Free coupe des lignes ADSL Freebox avant l’heure : 60 Millions de consommateurs critique… mais reconnaît que c’est légal
Des abonnés Freebox ADSL voient leur accès internet interrompu avant même la fermeture officielle du réseau cuivre. Une décision critiquée par 60 Millions de consommateurs, qui estime qu’elle place certains foyers dans une situation compliquée. Mais juridiquement, Free reste dans son droit.
La disparition progressive du réseau cuivre est enclenchée partout en France et doit s’achever d’ici 2030. Pourtant, certains abonnés Free n’attendront pas cette échéance. L’opérateur a commencé à mettre fin à certaines lignes ADSL avant l’arrêt officiel du réseau, suscitant l’incompréhension de clients parfois sans solution immédiate de remplacement. Le sujet est parvenu aux oreilles de 60 Millions de consommateurs, qui rapporte le cas de plusieurs abonnés ayant reçu un message annonçant la coupure de leur ligne sous un mois seulement.
Cette décision ne concerne pas l’ensemble des clients ADSL de Free mais les abonnés situés dans des zones dites non dégroupées, qui représentent une part limitée du parc national. Dans ces secteurs, Free loue l’accès au réseau cuivre d’Orange pour fournir son service internet, avec des coûts jugés plus élevés que dans les zones où l’opérateur exploite davantage ses propres équipements. Le problème soulevé par l’association de consommateurs est ailleurs : dans certaines communes concernées, la fibre n’est toujours pas disponible et le réseau cuivre n’est pas encore officiellement fermé.
Des abonnés peuvent donc se retrouver avec une ligne résiliée… sans solution immédiate. Un témoignage relayé par 60 Millions de consommateurs évoque même une situation de stress pour certains foyers qui utilisent internet pour gérer leurs démarches administratives ou leur quotidien. Pour autant, l’association rappelle que la démarche de Free reste conforme au cadre contractuel.
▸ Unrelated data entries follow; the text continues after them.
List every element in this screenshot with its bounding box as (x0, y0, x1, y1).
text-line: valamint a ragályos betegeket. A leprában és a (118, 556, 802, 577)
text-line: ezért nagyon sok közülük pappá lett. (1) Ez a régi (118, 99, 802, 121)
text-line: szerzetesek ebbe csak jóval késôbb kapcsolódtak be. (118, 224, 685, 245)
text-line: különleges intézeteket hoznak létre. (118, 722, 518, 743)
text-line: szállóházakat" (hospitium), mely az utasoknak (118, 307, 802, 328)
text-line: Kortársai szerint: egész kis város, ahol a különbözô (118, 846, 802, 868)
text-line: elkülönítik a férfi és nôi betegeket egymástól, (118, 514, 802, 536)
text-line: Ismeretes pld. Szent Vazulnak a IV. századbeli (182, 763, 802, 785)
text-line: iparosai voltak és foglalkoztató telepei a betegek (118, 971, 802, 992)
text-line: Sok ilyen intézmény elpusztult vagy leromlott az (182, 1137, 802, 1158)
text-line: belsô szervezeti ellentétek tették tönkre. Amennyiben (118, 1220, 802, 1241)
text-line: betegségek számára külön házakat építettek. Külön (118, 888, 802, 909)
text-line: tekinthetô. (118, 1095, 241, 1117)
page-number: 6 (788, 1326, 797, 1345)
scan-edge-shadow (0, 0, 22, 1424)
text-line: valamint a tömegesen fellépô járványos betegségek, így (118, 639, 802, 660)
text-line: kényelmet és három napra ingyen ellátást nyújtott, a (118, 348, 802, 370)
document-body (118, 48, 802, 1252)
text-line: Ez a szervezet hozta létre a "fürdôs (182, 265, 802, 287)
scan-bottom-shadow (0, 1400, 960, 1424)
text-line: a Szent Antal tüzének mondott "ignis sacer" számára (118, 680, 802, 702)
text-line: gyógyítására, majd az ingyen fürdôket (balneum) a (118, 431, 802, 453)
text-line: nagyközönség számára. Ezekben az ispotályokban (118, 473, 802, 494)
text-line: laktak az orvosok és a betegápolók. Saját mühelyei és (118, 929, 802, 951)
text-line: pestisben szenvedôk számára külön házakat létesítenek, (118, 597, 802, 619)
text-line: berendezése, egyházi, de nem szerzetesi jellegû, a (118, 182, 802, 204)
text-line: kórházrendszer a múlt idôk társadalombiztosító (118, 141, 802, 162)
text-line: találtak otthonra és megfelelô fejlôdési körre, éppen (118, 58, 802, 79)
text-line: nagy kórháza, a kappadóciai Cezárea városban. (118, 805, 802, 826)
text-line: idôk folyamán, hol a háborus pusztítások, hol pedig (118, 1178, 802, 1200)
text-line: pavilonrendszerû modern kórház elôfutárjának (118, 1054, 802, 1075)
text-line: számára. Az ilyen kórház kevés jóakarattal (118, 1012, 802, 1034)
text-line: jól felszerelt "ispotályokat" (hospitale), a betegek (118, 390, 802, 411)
Interrogé par 60 Millions de consommateurs, Thomas Gonçalves, juriste à l’Institut national de la consommation (INC), explique : « il faut que Free respecte le délai de préavis qu’il impose lui-même aux consommateurs lorsqu’ils résilient leur forfait ».
Les offres Free étant sans engagement, l’opérateur peut légalement décider d’y mettre fin à condition de respecter ce préavis. En prévenant ses abonnés au moins un mois avant la coupure, Free reste donc juridiquement dans les clous. Autrement dit : la décision est contestée sur le fond, mais pas illégale.
Les abonnés concernés ne sont pas forcément condamnés à rester sans internet
Le point important rappelé par l’Arcep concerne la disponibilité du réseau cuivre tant qu’il n’est pas officiellement fermé. Le régulateur rappelle en effet que, dans une zone où la fermeture commerciale du cuivre n’a pas encore été prononcée, les utilisateurs doivent normalement pouvoir continuer à souscrire une offre auprès du propriétaire historique du réseau. Dans les faits, cela signifie qu’Orange peut encore ouvrir une ligne ADSL dans certaines communes concernées, même si la fibre n’est pas encore arrivée.
C’est précisément ce qu’a obtenu une lectrice citée par 60 Millions après avoir essuyé plusieurs refus. Contacté par le magazine, Orange a confirmé qu’une souscription ADSL restait possible dans sa commune, où le déploiement de la fibre n’est prévu qu’en 2027. L’opérateur historique rappelle toutefois que ses conseillers peuvent aussi orienter les clients vers d’autres technologies disponibles comme la 4G fixe, la 5G ou le satellite.